The note explains how the legal and regulatory framework established under the Investment Services Act would apply to shariah-compliant funds established under Maltese law.
The MFSA stated that Malta’s principles-based regulatory regime lays emphasis on the disclosure of all information that the investor needed to know before taking the investment decision and on the transparency of investment management process itself.
This allowed a high degree of freedom on the choice of investment strategies and asset allocation policies adopted by investment funds, subject to conditions that varied according to the level of experience and investment expertise of the target investor.
On this basis, the note establishes that, whether set up as professional investor funds, undertakings for collective investment in transferable securities (Ucits) or non-Ucits retail funds, shariah funds may be regulated in the same manner as non-shariah funds.
The level of disclosure and the applicable conditions would be the same as those that were applicable to the respective category of retail or professional funds.
The guidance note requires that funds presenting themselves as shariah compliant were required to disclose all the relevant details in this respect in the fund prospectus or offering document as well as in their financial statements as part of their ongoing obligations.
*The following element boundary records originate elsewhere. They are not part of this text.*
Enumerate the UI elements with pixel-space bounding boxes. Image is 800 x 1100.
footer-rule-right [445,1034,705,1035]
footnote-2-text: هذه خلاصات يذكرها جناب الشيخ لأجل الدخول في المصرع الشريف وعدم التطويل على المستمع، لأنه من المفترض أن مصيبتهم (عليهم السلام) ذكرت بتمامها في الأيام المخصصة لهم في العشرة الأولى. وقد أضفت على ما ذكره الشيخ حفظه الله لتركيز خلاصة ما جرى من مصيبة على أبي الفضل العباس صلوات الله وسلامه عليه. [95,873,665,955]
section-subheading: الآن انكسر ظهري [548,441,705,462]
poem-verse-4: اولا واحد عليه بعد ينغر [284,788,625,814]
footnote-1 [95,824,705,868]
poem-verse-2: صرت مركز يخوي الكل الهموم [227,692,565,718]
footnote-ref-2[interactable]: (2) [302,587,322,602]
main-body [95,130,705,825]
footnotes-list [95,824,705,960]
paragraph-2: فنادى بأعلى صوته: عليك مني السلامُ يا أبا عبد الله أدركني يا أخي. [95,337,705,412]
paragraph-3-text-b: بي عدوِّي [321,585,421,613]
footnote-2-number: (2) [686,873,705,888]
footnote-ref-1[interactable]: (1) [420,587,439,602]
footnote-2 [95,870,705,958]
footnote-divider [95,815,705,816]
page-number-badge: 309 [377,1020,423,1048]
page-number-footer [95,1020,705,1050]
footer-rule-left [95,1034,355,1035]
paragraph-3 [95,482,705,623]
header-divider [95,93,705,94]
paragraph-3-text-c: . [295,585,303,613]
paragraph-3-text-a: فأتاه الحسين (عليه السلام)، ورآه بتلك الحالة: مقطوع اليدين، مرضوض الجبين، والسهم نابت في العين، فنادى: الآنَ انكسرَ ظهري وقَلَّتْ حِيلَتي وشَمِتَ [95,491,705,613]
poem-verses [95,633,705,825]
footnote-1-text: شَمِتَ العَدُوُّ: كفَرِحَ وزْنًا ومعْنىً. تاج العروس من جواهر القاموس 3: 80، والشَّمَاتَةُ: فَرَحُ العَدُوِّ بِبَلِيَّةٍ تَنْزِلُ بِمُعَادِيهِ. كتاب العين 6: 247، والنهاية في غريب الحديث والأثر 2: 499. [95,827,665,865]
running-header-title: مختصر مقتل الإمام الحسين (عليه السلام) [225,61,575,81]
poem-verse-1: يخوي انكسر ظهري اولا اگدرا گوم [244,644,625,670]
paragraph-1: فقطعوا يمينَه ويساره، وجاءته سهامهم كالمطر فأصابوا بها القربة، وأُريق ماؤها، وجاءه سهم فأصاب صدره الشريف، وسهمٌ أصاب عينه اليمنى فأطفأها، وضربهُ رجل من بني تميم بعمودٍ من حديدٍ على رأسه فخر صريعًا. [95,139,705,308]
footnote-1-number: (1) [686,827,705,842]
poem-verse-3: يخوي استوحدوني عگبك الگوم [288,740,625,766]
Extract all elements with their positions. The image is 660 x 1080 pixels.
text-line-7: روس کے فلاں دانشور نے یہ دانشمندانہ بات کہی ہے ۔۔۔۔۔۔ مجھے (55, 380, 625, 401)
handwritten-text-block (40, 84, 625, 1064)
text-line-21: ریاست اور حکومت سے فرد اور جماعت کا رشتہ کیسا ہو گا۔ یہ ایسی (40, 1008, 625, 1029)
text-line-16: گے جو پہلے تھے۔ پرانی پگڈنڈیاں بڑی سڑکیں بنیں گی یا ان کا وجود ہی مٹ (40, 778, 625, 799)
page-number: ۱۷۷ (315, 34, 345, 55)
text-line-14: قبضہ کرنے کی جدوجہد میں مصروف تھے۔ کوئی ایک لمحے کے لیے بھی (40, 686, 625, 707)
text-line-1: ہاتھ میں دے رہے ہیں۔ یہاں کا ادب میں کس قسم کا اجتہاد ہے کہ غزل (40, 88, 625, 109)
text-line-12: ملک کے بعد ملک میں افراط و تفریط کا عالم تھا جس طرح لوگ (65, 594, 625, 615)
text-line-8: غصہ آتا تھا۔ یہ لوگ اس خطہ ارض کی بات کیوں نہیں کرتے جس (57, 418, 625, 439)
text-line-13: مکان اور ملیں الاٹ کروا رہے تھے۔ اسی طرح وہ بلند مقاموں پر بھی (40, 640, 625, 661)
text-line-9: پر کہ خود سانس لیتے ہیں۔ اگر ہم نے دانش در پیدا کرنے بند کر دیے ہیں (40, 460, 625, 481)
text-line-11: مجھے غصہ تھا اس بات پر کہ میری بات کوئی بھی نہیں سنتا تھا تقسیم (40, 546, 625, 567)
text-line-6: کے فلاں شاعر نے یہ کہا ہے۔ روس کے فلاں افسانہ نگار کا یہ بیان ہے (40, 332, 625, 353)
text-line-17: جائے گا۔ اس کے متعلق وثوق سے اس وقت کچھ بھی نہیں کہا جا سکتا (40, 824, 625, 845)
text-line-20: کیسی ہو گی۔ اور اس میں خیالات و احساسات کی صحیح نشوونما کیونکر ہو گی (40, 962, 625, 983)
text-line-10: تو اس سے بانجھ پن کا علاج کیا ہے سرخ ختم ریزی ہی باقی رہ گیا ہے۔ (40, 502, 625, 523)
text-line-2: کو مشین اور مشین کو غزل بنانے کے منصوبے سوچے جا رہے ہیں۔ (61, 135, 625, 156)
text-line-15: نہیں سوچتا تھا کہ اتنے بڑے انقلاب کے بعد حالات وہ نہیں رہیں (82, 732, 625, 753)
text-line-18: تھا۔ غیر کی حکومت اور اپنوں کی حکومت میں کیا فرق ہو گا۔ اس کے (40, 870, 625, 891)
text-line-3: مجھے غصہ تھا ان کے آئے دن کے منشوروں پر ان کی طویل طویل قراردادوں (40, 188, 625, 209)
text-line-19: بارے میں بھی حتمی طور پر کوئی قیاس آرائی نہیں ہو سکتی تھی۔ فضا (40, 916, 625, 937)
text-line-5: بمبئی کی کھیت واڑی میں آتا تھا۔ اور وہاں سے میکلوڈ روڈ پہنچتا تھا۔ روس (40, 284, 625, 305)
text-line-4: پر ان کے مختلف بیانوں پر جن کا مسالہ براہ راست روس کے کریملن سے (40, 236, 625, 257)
The note explains the role of the shariah Advisory Board in relation to that of the fund manager to ensure that the financial soundness of the manager’s decisions was not conditioned by non-financial considerations.
It was, however, also the manager’s responsibility to ensure that the fund satisfied the relevant shariah principles and requirements as disclosed in the offering document.
The note may be downloaded from the MFSA website under securities/guide to regulation.